Anthony Barkow: They get a lot of small fish in the traditional insider trading context. And here with wiretap information they were able to flip cooperators to testify against the person at the top of the hierarchy.

That’s Tony Barkow. He’s a former federal prosecutor who now teaches at New York University’s Law School.

But wiretaps aren’t the only thing that has changed. A few years back, the SEC created a kind of SWAT team to examine insider trading. It also beefed up with a herd of aggressive former prosecutors. Most importantly, the SEC, the Department of Justice and the FBI worked together to infiltrate Rajaratnam’s hedge fund. Here’s Barkow again.

Barkow: It kind of like a web. Kind of like a social network in a lot of ways, like who’s talking to who, who knows who?
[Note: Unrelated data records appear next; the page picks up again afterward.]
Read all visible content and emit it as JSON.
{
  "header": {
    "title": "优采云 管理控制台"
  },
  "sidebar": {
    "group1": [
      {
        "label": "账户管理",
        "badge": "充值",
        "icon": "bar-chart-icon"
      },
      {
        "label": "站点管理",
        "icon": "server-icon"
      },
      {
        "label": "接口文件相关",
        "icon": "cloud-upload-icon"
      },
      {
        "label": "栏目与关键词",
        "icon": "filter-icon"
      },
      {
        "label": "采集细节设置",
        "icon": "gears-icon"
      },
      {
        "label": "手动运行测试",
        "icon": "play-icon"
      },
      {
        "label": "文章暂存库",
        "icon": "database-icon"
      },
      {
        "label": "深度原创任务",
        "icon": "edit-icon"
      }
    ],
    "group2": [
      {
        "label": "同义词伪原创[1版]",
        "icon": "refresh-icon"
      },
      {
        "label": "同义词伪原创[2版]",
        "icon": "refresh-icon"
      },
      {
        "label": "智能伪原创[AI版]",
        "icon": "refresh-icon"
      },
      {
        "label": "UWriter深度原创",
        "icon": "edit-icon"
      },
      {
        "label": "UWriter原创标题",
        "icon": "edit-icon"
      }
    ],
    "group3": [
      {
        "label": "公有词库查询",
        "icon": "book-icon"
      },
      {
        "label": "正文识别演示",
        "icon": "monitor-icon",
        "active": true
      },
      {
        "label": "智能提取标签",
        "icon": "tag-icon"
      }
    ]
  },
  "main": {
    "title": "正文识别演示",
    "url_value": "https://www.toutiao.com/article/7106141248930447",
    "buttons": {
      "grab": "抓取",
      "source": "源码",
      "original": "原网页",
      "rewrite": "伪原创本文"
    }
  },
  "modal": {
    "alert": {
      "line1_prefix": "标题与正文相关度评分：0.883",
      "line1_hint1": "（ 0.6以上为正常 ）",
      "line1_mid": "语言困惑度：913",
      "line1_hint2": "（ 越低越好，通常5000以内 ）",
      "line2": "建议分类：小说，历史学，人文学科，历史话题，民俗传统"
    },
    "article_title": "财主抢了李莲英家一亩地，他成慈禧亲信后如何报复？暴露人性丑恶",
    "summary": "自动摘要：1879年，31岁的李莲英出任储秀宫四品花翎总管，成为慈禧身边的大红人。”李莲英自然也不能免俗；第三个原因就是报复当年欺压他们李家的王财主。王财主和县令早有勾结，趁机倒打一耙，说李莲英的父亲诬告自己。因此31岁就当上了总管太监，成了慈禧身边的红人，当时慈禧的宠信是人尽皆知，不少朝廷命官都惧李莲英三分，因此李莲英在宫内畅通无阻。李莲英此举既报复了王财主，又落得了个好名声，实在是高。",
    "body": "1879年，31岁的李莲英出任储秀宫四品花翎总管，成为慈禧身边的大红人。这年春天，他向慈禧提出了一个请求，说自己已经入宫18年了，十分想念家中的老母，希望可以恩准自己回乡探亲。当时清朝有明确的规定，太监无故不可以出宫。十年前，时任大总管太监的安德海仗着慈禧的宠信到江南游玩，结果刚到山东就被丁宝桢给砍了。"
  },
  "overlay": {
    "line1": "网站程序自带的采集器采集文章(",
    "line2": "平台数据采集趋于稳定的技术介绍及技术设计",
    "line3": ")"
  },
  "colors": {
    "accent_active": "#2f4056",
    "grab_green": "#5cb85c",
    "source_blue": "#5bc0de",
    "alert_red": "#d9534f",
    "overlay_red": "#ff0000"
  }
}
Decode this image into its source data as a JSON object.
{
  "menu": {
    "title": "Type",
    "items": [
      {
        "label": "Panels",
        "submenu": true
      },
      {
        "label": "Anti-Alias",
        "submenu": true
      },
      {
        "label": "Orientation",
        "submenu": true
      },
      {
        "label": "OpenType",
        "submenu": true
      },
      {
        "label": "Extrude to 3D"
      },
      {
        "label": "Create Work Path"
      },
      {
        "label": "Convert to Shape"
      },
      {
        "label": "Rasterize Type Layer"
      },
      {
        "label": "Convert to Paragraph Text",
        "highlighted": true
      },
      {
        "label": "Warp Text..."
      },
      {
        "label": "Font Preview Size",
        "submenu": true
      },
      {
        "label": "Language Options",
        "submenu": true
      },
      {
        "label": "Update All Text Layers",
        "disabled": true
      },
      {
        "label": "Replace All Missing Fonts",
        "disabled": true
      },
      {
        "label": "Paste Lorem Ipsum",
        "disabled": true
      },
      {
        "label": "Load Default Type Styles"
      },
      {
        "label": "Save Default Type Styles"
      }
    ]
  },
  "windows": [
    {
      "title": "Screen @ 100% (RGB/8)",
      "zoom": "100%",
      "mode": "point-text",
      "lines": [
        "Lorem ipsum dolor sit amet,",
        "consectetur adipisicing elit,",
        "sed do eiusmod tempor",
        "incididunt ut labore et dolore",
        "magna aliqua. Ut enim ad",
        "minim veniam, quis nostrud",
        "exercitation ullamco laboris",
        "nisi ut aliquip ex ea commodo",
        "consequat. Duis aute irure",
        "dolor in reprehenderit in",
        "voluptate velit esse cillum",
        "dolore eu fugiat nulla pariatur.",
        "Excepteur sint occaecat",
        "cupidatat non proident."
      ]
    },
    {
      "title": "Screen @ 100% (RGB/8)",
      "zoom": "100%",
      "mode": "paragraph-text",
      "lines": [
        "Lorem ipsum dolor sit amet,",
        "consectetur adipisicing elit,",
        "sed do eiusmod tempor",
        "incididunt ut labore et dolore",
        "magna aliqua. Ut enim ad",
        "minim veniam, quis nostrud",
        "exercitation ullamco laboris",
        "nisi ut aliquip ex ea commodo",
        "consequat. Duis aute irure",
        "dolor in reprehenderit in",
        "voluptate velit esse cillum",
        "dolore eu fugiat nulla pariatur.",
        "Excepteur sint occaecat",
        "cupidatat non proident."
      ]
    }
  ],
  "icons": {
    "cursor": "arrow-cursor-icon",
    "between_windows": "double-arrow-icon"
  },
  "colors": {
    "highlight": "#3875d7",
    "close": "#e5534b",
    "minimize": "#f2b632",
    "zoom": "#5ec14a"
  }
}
Hedge fund managers will have to rethink who they trust, says Bill Currier. He used to be with the SEC and now he’s at law firm White & Case.

Bill Currier: The message that the U.S. attorney’s office and the SEC want to be received by this verdict is beware if you’re intent on engaging in this activity; you might be talking to someone who is wearing a wire and is cooperating with the authorities.

Rajaratnam has vowed to appeal his conviction. But in the meantime, he’s wearing a government wire of his own — an electronic monitoring device.

In New York, I’m Heidi Moore for Marketplace.